Drew Steketee was president of BE A PILOT, senior vp-communications for AOPA and executive director of the Partnership for Improved Air Travel. He also headed PR and media relations for Beech, GAMA and the Airport Operators Council International.


  1. Rod Beck says

    The Lease-A-Plane concept, however, may have looked good on paper, but its “demise”, like most GA business failures, was simply a matter of “to much supply, to little demand”.

    If you were to INCEASE the demand for GA products and services by 400% or so, you still would only have 1 in every 350 of the population who NEEDS or wants it.

    Given those odds, the very nature of the BUSINESS does not lend itself to success.

  2. Rod Beck says

    Ah yes, Lease-A-Plane; they had a branch at (TEB) NJ in the early 70’s. At the time, I operated a 7 bird flight school and sales business out of Atlantic Aviation under the “banner” of Eastern Flyers, my second “attempt” at the GA business!
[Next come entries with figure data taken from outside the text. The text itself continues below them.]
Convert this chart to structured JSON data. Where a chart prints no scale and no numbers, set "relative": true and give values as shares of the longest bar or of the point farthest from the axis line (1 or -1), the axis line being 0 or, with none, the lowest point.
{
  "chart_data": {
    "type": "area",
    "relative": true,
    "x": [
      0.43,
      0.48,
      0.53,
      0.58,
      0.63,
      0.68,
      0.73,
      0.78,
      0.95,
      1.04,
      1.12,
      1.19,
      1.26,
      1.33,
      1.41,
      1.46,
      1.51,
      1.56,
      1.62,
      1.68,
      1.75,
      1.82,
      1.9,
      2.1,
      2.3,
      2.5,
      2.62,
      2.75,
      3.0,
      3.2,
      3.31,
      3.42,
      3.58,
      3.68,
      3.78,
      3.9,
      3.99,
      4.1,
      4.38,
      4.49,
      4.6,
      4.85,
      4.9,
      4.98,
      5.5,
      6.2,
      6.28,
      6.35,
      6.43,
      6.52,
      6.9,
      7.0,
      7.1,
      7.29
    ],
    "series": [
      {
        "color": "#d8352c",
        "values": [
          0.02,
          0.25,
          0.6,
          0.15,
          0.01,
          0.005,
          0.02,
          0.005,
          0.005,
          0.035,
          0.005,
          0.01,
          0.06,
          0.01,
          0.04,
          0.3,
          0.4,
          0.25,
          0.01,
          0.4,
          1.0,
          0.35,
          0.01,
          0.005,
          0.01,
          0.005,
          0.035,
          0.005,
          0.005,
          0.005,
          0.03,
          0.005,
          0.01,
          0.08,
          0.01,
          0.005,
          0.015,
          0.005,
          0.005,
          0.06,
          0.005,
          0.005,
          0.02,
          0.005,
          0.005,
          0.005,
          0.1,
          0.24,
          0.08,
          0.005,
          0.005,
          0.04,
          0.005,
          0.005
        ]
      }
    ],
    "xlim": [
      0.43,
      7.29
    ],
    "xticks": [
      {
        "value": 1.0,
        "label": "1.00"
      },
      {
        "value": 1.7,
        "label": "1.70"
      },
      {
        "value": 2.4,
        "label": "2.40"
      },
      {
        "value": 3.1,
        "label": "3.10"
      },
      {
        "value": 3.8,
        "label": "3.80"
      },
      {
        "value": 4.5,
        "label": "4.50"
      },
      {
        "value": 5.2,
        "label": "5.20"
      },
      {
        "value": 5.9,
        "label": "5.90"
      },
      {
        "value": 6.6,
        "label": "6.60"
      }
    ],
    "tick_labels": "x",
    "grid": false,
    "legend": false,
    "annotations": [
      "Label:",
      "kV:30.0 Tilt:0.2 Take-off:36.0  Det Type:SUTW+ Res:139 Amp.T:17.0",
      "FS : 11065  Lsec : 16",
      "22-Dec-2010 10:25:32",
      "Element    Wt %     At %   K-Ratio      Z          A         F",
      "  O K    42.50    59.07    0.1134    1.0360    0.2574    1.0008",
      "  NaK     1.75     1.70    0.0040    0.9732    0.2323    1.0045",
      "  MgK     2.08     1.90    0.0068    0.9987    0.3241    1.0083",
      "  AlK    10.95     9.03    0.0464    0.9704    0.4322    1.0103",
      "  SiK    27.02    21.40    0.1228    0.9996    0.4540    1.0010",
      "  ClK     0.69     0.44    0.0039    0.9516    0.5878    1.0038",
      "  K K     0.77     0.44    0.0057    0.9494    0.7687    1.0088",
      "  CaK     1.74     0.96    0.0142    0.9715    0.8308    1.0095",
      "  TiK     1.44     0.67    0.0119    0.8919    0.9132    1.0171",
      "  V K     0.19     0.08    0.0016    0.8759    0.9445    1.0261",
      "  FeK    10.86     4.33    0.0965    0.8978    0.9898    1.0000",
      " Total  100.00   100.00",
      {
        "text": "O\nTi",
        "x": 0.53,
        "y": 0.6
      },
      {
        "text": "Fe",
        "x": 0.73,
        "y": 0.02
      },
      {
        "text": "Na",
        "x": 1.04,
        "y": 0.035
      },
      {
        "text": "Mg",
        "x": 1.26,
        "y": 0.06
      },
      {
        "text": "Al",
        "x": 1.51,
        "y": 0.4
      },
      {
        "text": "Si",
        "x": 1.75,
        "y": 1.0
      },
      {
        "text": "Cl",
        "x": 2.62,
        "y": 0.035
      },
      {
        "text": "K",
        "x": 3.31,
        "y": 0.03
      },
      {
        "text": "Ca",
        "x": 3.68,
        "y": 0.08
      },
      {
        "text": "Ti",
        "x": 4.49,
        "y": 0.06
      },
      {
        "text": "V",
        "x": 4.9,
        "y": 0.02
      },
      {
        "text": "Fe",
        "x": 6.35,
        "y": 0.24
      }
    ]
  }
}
    I recall Gene Bopp getting me “current” in a new 72 Beech Baron. I had an appointment to “waltz” 3 bankers for a business loan of a whopping $25K! The only thing I had in my fleet that would do the job was the under powered Cherokee Arrow 180 hp model, not exactly a performer. I opted for the Baron!

    Needless to say, the bankers, including the President, were impressed with the flight to Orange County (MGJ) NY, and even then in the Baron, it was the “$10 hamburger” at the airport cafe.

    While stting at the lunch table, Mr.Slater, the bank President asked me, “well Rod, how to you plan on paying this loan?”,without hesitation,I responded,”on demand”!

    The next day the $25K was deposited into my account. Moral of the story; when going for the”big one,”go BIG!

  3. CeridianMN says

    Maybe Cessna Pilot Centers could be convinced to start something like that up again. They have similar planes and procedures already. IT shouldn’t take much more than what is already in place to add in some info sharing such that check-rides in one would work for another. I’m not sure how to address the minimum flight time per day issues though. Maybe if there was an ability to take a plane from one and leave it at another there would also be the concept of only paying for the transit, and then maybe having a completely different plane on the way back.

  4. Mcdonald1313 says

    Back even further … at a sleepy little airport in the south bay here in northern calif., I ‘d rent a little Taylorcraft L-2 fo $7.50 / hr WET ! In those days even the smell of the AV gas was exciting. Now it just scares me. As a high time CFII, it’s just difficult enough to stay current, not to speak of being proficient.

  5. Thomas Haines says

    Thanks for the memories! Nice story. Lease a Plane was a little before my time, but I do remember the Hertz Rent a Plane ads in the first issue of “The AOPA Pilot” in March 1958. Wonder what happened to that.

    Another way to accomplish the ability for pilots to “move about the country” and have access to airplanes would be through a network of flying clubs–although you would still likely have to return the aircraft to the location where you borrowed it. The clubs would need a standard set of guidelines and to a certain extend a line of similar aircraft. Not easy, but doable. AOPA, EAA, and others have been discussing such a notion. Perhaps we’ll hear more soon.

    • Drew says

      Delighted YOU liked it. Means something. Yes, I recall those Hertz Rent-A-Plane ads in early AOPA mags. To some degree, inspired the story. I hope AOPA and EAA can get something going on the linked flying club concept.